Second, we all need to become better health-care consumers. Today’s health-care consumers generally know far less about the drugs they take, or the quality and efficiency of their health-care providers, than they do about the cars and trucks they buy.
Third, we need to encourage access to affordable health-care coverage for all our citizens. It’s simply not acceptable for over 45 million Americans to be without health-care coverage. This causes a tremendous cost shift to those that do provide coverage, through higher bills to cover the costs of the uninsured.
A significant part of the problem is that so-called catastrophic health-care costs for 1 percent of the population generate 30 percent of the nation’s overall health-care costs.
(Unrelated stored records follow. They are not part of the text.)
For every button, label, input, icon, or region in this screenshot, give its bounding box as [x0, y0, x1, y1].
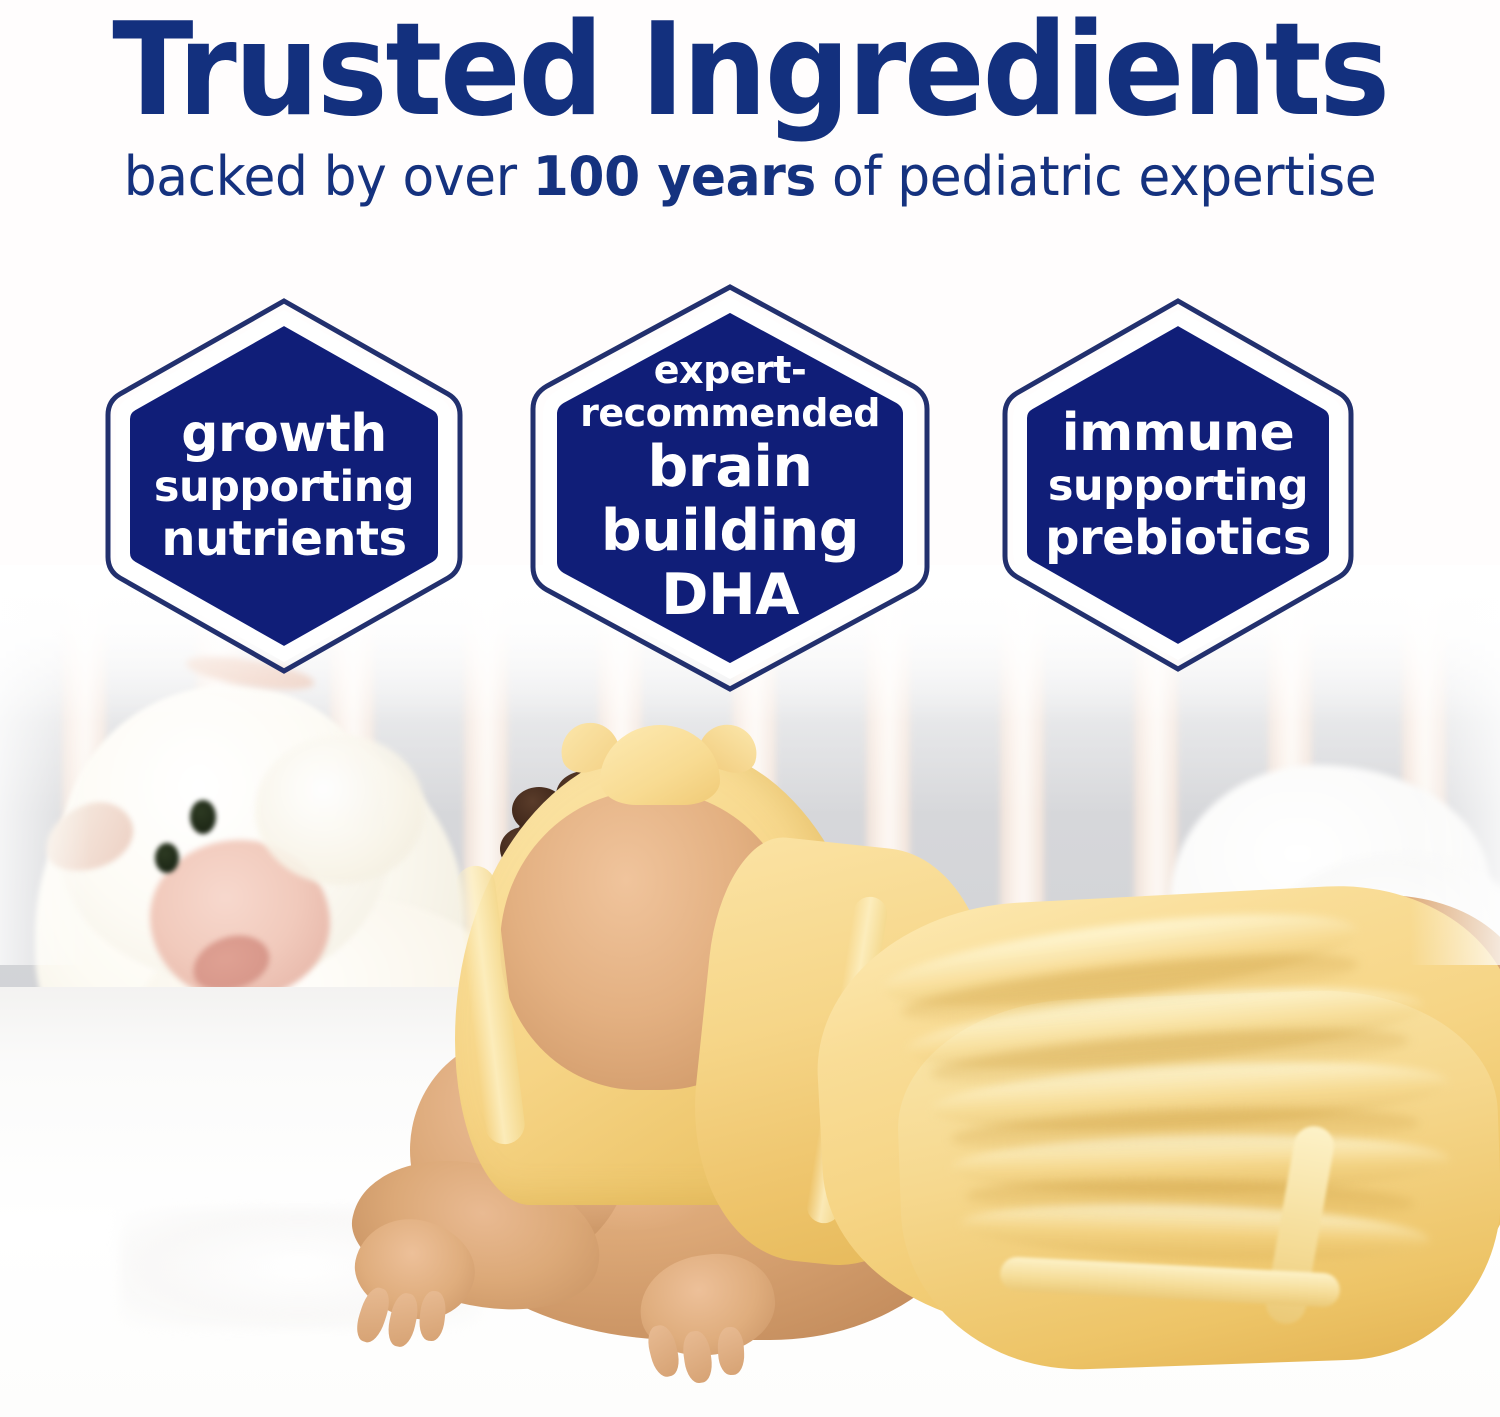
badge-line: nutrients: [117, 512, 451, 566]
badge-line: brain: [542, 435, 918, 499]
badge-line: recommended: [542, 391, 918, 435]
immune-supporting-prebiotics-badge: immune supporting prebiotics: [1000, 296, 1356, 674]
promo-image: Trusted Ingredients backed by over 100 y…: [0, 0, 1500, 1417]
badge-line: supporting: [117, 462, 451, 512]
badge-line: building: [542, 499, 918, 563]
badge-line: supporting: [1014, 461, 1342, 511]
benefit-badges: growth supporting nutrients expert- reco…: [0, 0, 1500, 720]
expert-recommended-brain-building-dha-badge: expert- recommended brain building DHA: [528, 282, 932, 694]
growth-supporting-nutrients-badge: growth supporting nutrients: [103, 296, 465, 676]
badge-line: prebiotics: [1014, 511, 1342, 565]
badge-line: immune: [1014, 405, 1342, 461]
badge-line: growth: [117, 406, 451, 462]
badge-line: DHA: [542, 563, 918, 627]
badge-line: expert-: [542, 349, 918, 391]
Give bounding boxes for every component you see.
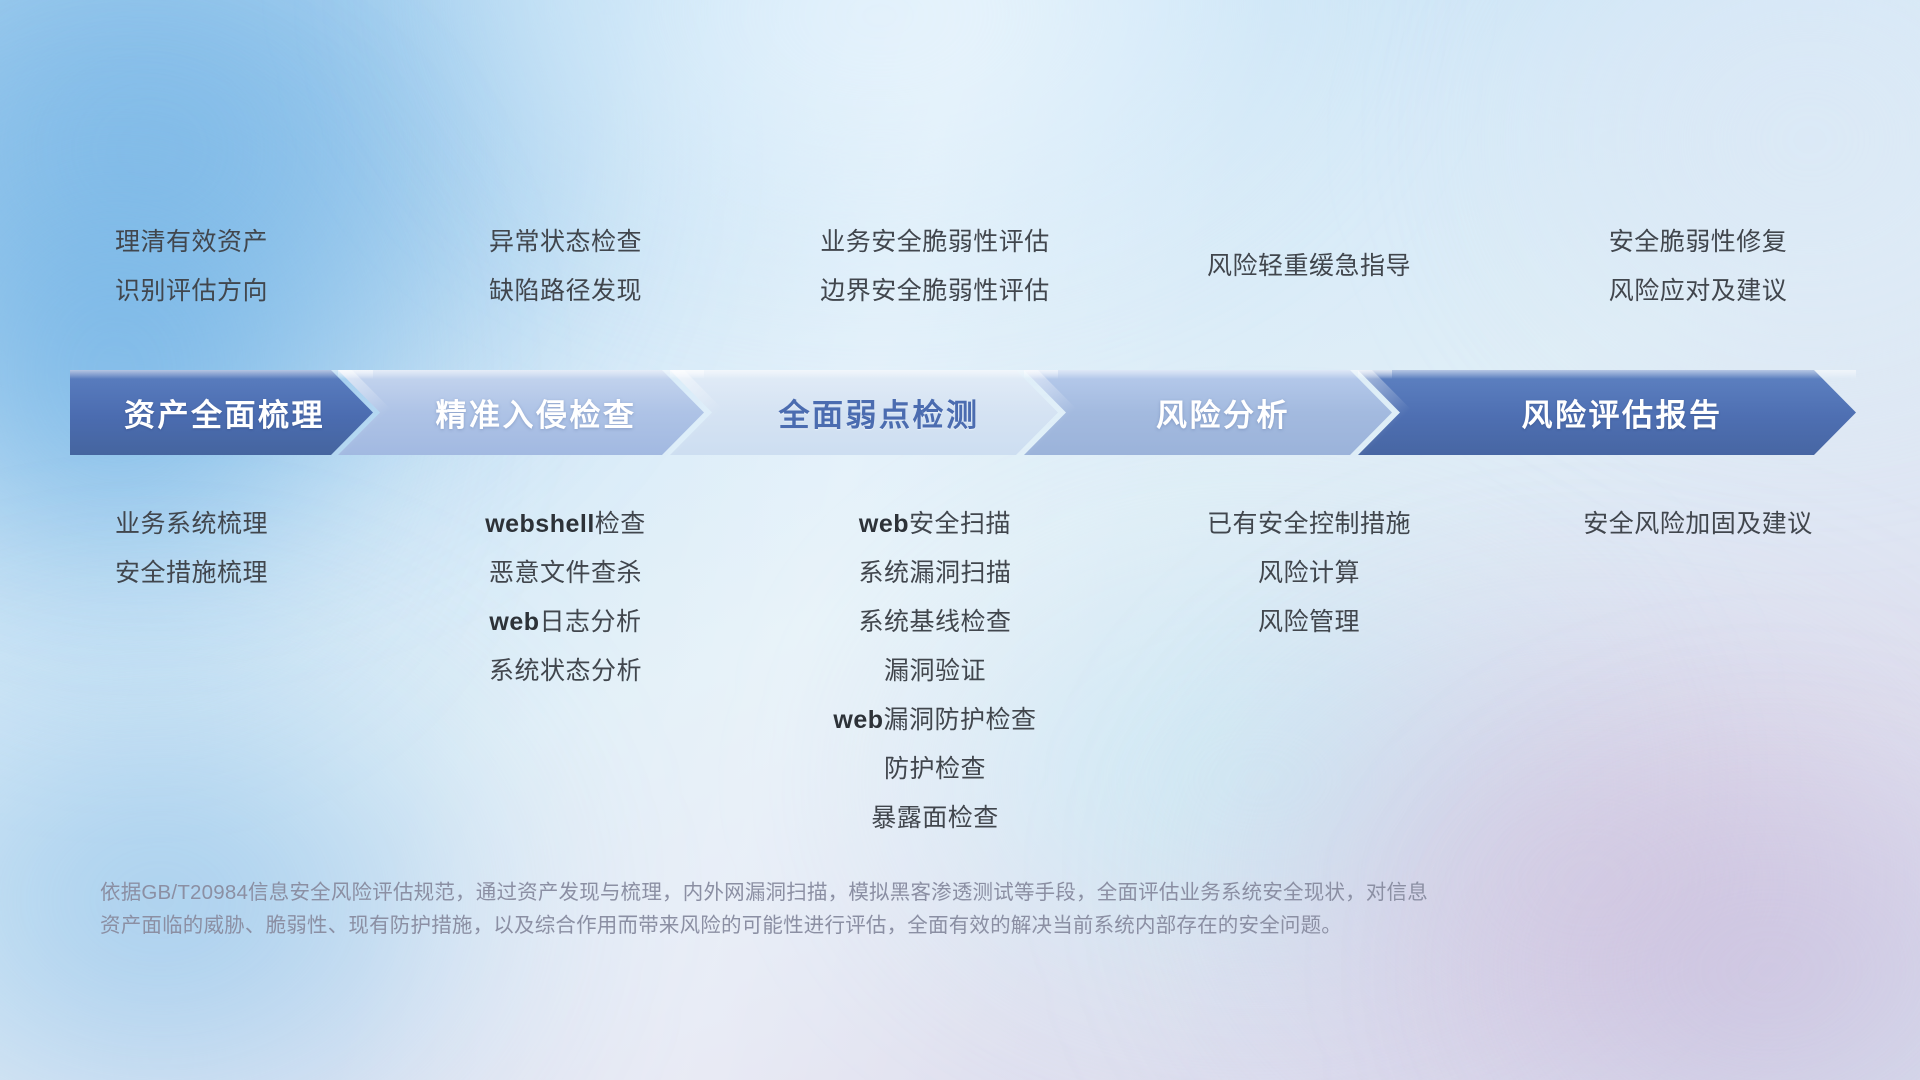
detail-text: 业务系统梳理 (115, 500, 268, 549)
detail-body: 日志分析 (540, 608, 642, 636)
process-stage-chevron-3[interactable]: 全面弱点检测 (670, 370, 1058, 455)
detail-text: 缺陷路径发现 (489, 267, 642, 316)
detail-body: 安全扫描 (909, 510, 1011, 538)
bottom-details-row: 业务系统梳理 安全措施梳理 webshell检查 恶意文件查杀 web日志分析 … (0, 500, 1920, 800)
detail-text: 安全脆弱性修复 (1609, 218, 1788, 267)
detail-prefix: webshell (485, 510, 595, 538)
detail-prefix: web (489, 608, 539, 636)
process-stage-chevron-2[interactable]: 精准入侵检查 (338, 370, 704, 455)
detail-text: 风险应对及建议 (1609, 267, 1788, 316)
stage-5-top-details: 安全脆弱性修复 风险应对及建议 (1496, 218, 1900, 346)
detail-body: 系统漏洞扫描 (858, 559, 1011, 587)
detail-text: web漏洞防护检查 (833, 696, 1036, 745)
detail-body: 风险管理 (1258, 608, 1360, 636)
process-stage-chevron-4[interactable]: 风险分析 (1024, 370, 1392, 455)
detail-prefix: web (859, 510, 909, 538)
stage-3-top-details: 业务安全脆弱性评估 边界安全脆弱性评估 (748, 218, 1122, 346)
process-stage-chevron-1[interactable]: 资产全面梳理 (70, 370, 373, 455)
detail-body: 业务系统梳理 (115, 510, 268, 538)
detail-text: 业务安全脆弱性评估 (820, 218, 1050, 267)
detail-text: 异常状态检查 (489, 218, 642, 267)
detail-text: web安全扫描 (859, 500, 1011, 549)
process-stage-label-4: 风险分析 (1126, 390, 1290, 435)
detail-body: 暴露面检查 (871, 804, 999, 832)
detail-text: 安全措施梳理 (115, 549, 268, 598)
detail-text: webshell检查 (485, 500, 646, 549)
detail-prefix: web (833, 706, 883, 734)
detail-text: 风险计算 (1258, 549, 1360, 598)
top-details-row: 理清有效资产 识别评估方向 异常状态检查 缺陷路径发现 业务安全脆弱性评估 边界… (0, 218, 1920, 346)
chevron-gloss (670, 370, 1058, 379)
process-stage-label-3: 全面弱点检测 (749, 390, 980, 435)
stage-4-bottom-details: 已有安全控制措施 风险计算 风险管理 (1122, 500, 1496, 647)
detail-text: 风险轻重缓急指导 (1207, 242, 1411, 291)
footer-description: 依据GB/T20984信息安全风险评估规范，通过资产发现与梳理，内外网漏洞扫描，… (100, 876, 1620, 942)
detail-body: 漏洞验证 (884, 657, 986, 685)
footer-line-2: 资产面临的威胁、脆弱性、现有防护措施，以及综合作用而带来风险的可能性进行评估，全… (100, 909, 1620, 942)
stage-1-top-details: 理清有效资产 识别评估方向 (0, 218, 383, 346)
detail-body: 安全措施梳理 (115, 559, 268, 587)
detail-text: 系统漏洞扫描 (858, 549, 1011, 598)
chevron-gloss (338, 370, 704, 379)
detail-body: 安全风险加固及建议 (1583, 510, 1813, 538)
stage-1-bottom-details: 业务系统梳理 安全措施梳理 (0, 500, 383, 598)
detail-body: 漏洞防护检查 (884, 706, 1037, 734)
footer-line-1: 依据GB/T20984信息安全风险评估规范，通过资产发现与梳理，内外网漏洞扫描，… (100, 876, 1620, 909)
chevron-gloss (1358, 370, 1856, 379)
detail-body: 恶意文件查杀 (489, 559, 642, 587)
process-stage-chevron-5[interactable]: 风险评估报告 (1358, 370, 1856, 455)
process-stage-label-2: 精准入侵检查 (406, 390, 637, 435)
detail-text: 边界安全脆弱性评估 (820, 267, 1050, 316)
detail-text: 已有安全控制措施 (1207, 500, 1411, 549)
detail-text: web日志分析 (489, 598, 641, 647)
detail-body: 系统状态分析 (489, 657, 642, 685)
detail-text: 防护检查 (884, 745, 986, 794)
stage-2-top-details: 异常状态检查 缺陷路径发现 (383, 218, 748, 346)
detail-text: 理清有效资产 (115, 218, 268, 267)
process-stage-label-5: 风险评估报告 (1492, 390, 1723, 435)
detail-text: 安全风险加固及建议 (1583, 500, 1813, 549)
detail-body: 已有安全控制措施 (1207, 510, 1411, 538)
detail-body: 风险计算 (1258, 559, 1360, 587)
detail-body: 防护检查 (884, 755, 986, 783)
stage-3-bottom-details: web安全扫描 系统漏洞扫描 系统基线检查 漏洞验证 web漏洞防护检查 防护检… (748, 500, 1122, 843)
detail-text: 暴露面检查 (871, 794, 999, 843)
process-stage-label-1: 资产全面梳理 (118, 390, 325, 435)
detail-text: 系统状态分析 (489, 647, 642, 696)
stage-2-bottom-details: webshell检查 恶意文件查杀 web日志分析 系统状态分析 (383, 500, 748, 696)
detail-body: 系统基线检查 (858, 608, 1011, 636)
stage-4-top-details: 风险轻重缓急指导 (1122, 218, 1496, 346)
detail-text: 风险管理 (1258, 598, 1360, 647)
detail-text: 系统基线检查 (858, 598, 1011, 647)
process-chevron-band: 资产全面梳理 精准入侵检查 全面弱点检测 风险分析 (70, 370, 1856, 455)
chevron-gloss (1024, 370, 1392, 379)
stage-5-bottom-details: 安全风险加固及建议 (1496, 500, 1900, 549)
chevron-gloss (70, 370, 373, 379)
detail-text: 漏洞验证 (884, 647, 986, 696)
detail-text: 识别评估方向 (115, 267, 268, 316)
infographic-canvas: 理清有效资产 识别评估方向 异常状态检查 缺陷路径发现 业务安全脆弱性评估 边界… (0, 0, 1920, 1080)
detail-body: 检查 (595, 510, 646, 538)
detail-text: 恶意文件查杀 (489, 549, 642, 598)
It is important to concentrate efforts on ensuring the best care for those with chronic diseases and high-cost conditions, and to stabilize the private health-insurance system by addressing these costs.
Fourth, we need to reduce the high rate of inflation in health-care spending, beginning with the very high cost of prescription drugs. And the easiest way to do this is by expanding the availability and use of generic drugs.
And most important, we each need to take better care of our own health – eat well, exercise, quit smoking…things we all know we should do.
These are just some of the major steps that need to be taken to resolve this crisis. But progress will lag unless all of the key constituencies involved in this important issue – business leaders, the health-care industry, consumers, Congress and the Administration – come together to address it with an open mind and a can-do spirit.
Failing to address the U.S. health-care crisis would be the worst kind of procrastination, the kind that places our children and our grandchildren at risk, and threatens the health and global competitiveness of the U.S. economy.